When it comes to designer and high-end goods, we want to have what we cannot afford. And, a sales person with a snobby attitude only adds the extra kick of exclusiveness.
A recent study by the University of British Columbia’s Sauder School of Business showed that customers who are treated with poor service are more likely to buy something as long as the brand is adequately renowned and luxurious.
The study entitled “Should the Devil Sell Prada?” had its participants to imagine that they are interacting with different kinds of sales associates. Then, they rated their feelings (i.e., desiring to buy or not to buy) toward the associated designer brands. Interestingly, participants reported increased feelings of want after being treated badly.
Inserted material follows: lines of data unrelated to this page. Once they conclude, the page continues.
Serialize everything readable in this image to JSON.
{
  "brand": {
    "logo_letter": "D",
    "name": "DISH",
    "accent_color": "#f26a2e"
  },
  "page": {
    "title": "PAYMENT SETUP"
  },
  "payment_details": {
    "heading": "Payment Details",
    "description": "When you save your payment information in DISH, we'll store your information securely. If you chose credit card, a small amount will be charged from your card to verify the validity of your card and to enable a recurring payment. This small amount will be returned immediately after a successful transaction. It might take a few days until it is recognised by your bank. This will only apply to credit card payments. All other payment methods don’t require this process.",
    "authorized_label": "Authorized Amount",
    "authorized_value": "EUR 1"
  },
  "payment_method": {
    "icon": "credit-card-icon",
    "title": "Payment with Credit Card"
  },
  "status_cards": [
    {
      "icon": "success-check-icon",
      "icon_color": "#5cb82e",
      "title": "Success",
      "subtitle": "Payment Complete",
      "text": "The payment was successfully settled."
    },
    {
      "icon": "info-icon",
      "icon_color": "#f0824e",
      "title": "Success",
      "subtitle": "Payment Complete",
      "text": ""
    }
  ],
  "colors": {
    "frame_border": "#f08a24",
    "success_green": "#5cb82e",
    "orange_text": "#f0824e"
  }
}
The eagerness to buy the item increases as the desire to be exclusive and to be judge positively sets in. This goes to show that people want to prove that they are capable of buying the luxury item and that they are worth more than the salesperson might think.
Darren Dahl, the co-author of the prior study, said that the outcomes were based on a combination of factors.
1. RIGHT KIND OF STORE
In order for the “snob effect” to work, a sales person must accurately represent an upscale brand. For instance, being arrogant in a Gucci store works more than being arrogant in a 7-11 store.
2. RIGHT KIND OF LOOK
Another factor in whether or not a customer is swayed by a poor customer service is the sales associate’s appearance. The sales associate must play the part of a high-end brand ambassador decked out with their own brand’s product/s.
As the song by Jimmy James called “Fashionista” goes: “you have to show a look, have a look, or give a look.” Faces should be pleasing or attractive.
Hence before buying a designer item, rethink whether you can really afford it, whether you really want it, and whether you are trapped in the service’s “rude spell”.